Movimento lança campanha nacional e critica lentidão do governo, congelamento de recursos e omissão diante do avanço do agronegócio

O Movimento dos Trabalhadores Rurais Sem Terra (MST) lançou, nesta segunda-feira (21), a campanha “Lula, cadê a reforma agrária?”, cobrando diretamente o presidente da República pelo que classifica como paralisação completa da política de redistribuição de terras no Brasil.
No manifesto divulgado ao público, o movimento faz uma forte ligação entre a defesa da soberania nacional e a urgência de garantir a produção de alimentos em pequenas propriedades rurais. Segundo o MST, essa soberania está ameaçada não só por pressões externas — como o tarifaço anunciado por Donald Trump nos EUA — mas, sobretudo, por fatores internos.

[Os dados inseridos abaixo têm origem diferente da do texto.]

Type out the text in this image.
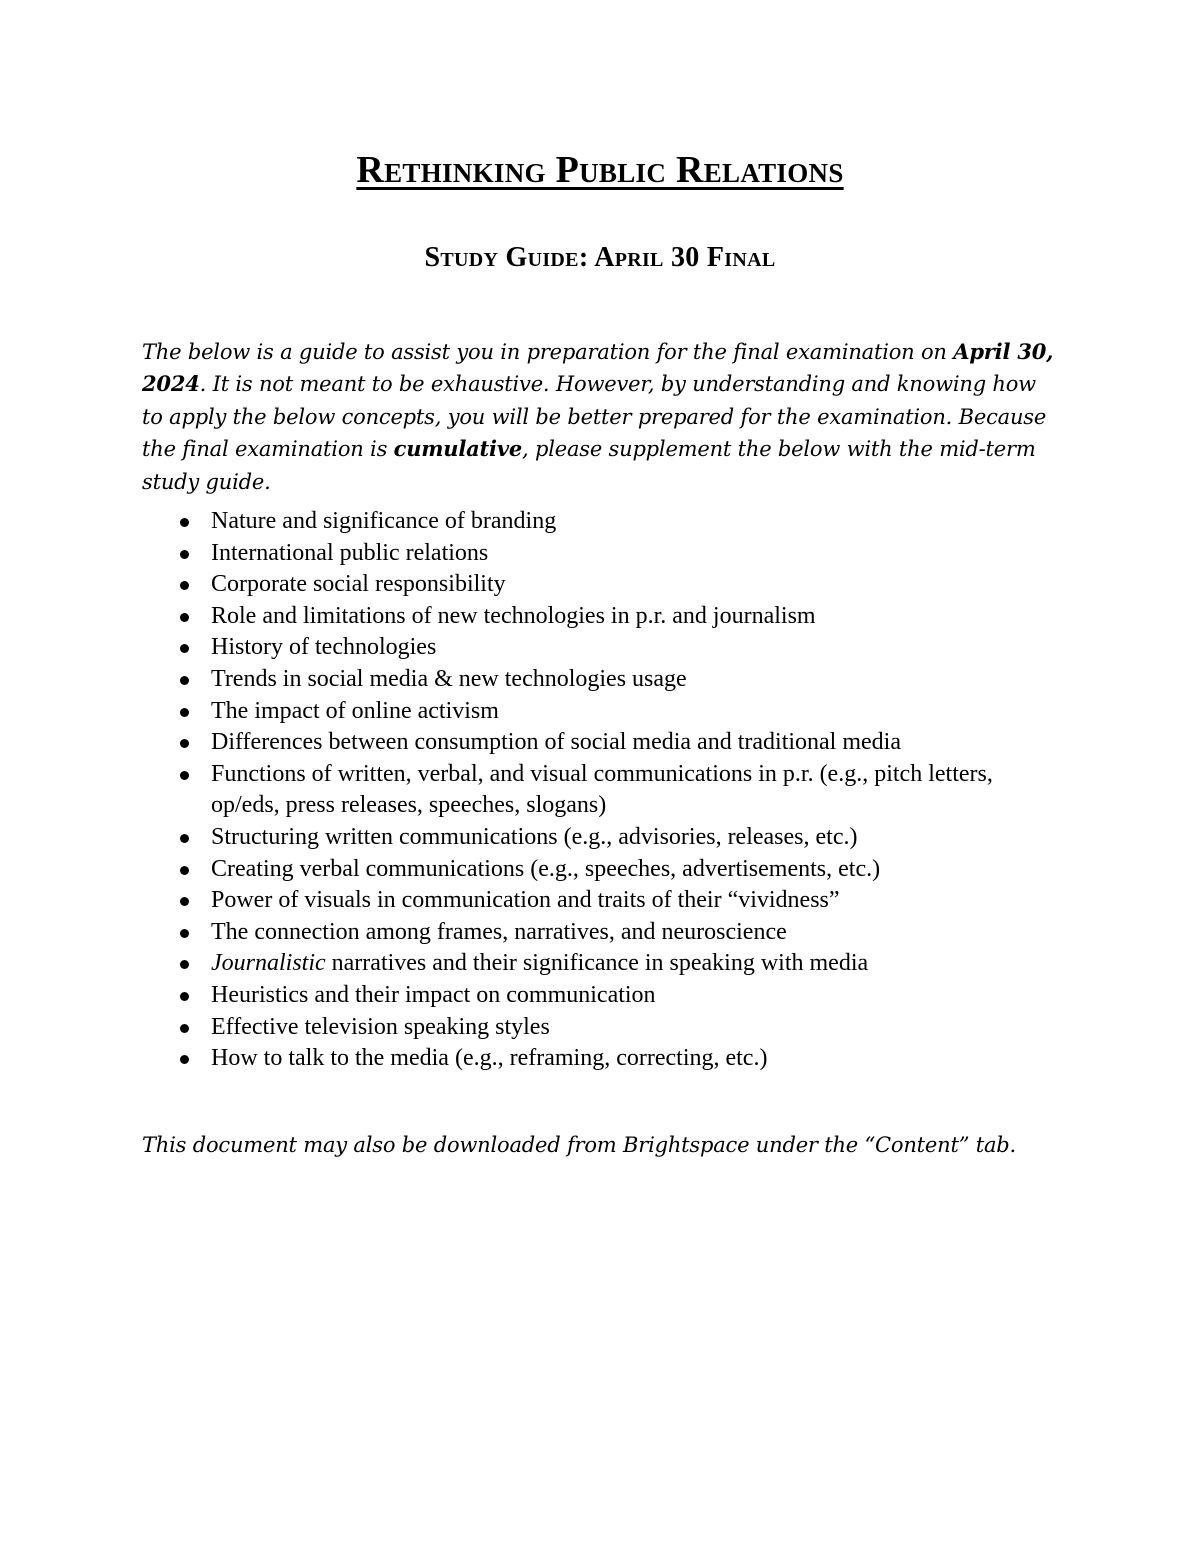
Rethinking Public Relations
Study Guide: April 30 Final

The below is a guide to assist you in preparation for the final examination on April 30, 2024. It is not meant to be exhaustive. However, by understanding and knowing how to apply the below concepts, you will be better prepared for the examination. Because the final examination is cumulative, please supplement the below with the mid-term study guide.

Nature and significance of branding
International public relations
Corporate social responsibility
Role and limitations of new technologies in p.r. and journalism
History of technologies
Trends in social media & new technologies usage
The impact of online activism
Differences between consumption of social media and traditional media
Functions of written, verbal, and visual communications in p.r. (e.g., pitch letters, op/eds, press releases, speeches, slogans)
Structuring written communications (e.g., advisories, releases, etc.)
Creating verbal communications (e.g., speeches, advertisements, etc.)
Power of visuals in communication and traits of their “vividness”
The connection among frames, narratives, and neuroscience
Journalistic narratives and their significance in speaking with media
Heuristics and their impact on communication
Effective television speaking styles
How to talk to the media (e.g., reframing, correcting, etc.)

This document may also be downloaded from Brightspace under the “Content” tab.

“A ameaça à nossa soberania popular e nacional também tem vindo de dentro do próprio país, com a subordinação da nossa agricultura às empresas transnacionais e com as ações do Poder Legislativo, representante dos interesses do agronegócio e da mineração”, afirma a carta do movimento.
O MST foi um dos principais aliados de Lula na eleição de 2022, mas vem demonstrando crescente insatisfação com a ausência de avanços concretos na reforma agrária. Desde o início do mandato, o grupo denuncia congelamentos de verbas e o descaso com políticas de incentivo à agricultura familiar e à produção de alimentos.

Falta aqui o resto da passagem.